Sumbawanews.com,- Sebanyak 25 balon tradisional melambung ke angkasa memenuhi langit di sekitar Candi Ngawen, Muntilan, Magelang, Jawa Tengah, pada Minggu (31/5/2026), memperindah perayaan Hari Raya Tri Suci Waisak 2570 BE. Ribuan warga, baik umat Buddha maupun masyarakat umum, memadati lapangan di kawasan situs bersejarah itu untuk menyaksikan momen sakral yang menggabungkan keagungan spiritual dengan kekayaan budaya lokal.

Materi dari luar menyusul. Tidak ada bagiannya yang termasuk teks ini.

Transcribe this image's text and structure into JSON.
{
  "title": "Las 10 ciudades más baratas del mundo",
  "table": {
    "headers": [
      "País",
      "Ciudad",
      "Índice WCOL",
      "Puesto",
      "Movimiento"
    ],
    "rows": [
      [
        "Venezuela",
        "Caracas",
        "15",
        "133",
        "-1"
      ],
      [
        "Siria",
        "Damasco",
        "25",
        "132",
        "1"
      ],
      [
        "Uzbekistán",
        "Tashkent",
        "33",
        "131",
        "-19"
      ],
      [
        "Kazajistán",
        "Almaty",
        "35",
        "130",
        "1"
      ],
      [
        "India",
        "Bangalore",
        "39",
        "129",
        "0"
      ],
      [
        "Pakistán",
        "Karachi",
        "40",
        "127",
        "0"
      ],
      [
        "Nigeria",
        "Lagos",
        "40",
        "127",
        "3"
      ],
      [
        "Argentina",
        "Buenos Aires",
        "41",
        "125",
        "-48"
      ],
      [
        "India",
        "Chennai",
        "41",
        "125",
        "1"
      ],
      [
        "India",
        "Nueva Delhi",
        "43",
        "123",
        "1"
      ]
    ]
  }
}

Balon-balon berbentuk bulat, terbuat dari kertas tipis dan rangka bambu, diterbangkan secara serentak menjelang siang hari. Setiap balon dilengkapi lilin kecil yang menyala, menciptakan cahaya hangat yang bergerak perlahan ke langit biru, seolah membawa doa-doa umat Buddha menuju ketenangan dan pencerahan. Suasana hening berubah menjadi gemuruh tepuk tangan dan teriakan kegembiraan saat balon pertama lepas dari tanah, diikuti oleh empat belas lainnya dalam urutan yang teratur.

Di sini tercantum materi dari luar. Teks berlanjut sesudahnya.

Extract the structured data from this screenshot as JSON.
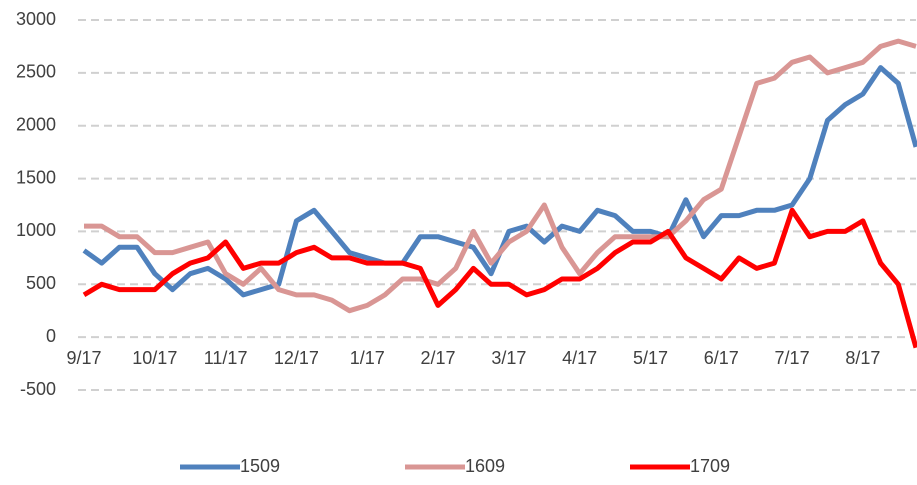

Festival Balon Ngawen, yang telah menjadi tradisi tahunan sejak puluhan tahun lalu, kini menjadi salah satu ikon budaya perayaan Waisak di Jawa Tengah. Tidak hanya menjadi simbol pelepasan kemelekatan, seperti ajaran Buddha, acara ini juga menjadi ajang silaturahmi antarumat beragama dan promosi pariwisata berbasis kearifan lokal. Pemerintah Kabupaten Magelang, bersama komunitas Buddha dan kelompok seni setempat, terus mempertahankan keaslian proses pembuatan balon—tanpa bahan plastik atau bahan kimia berbahaya—sehingga tetap ramah lingkungan.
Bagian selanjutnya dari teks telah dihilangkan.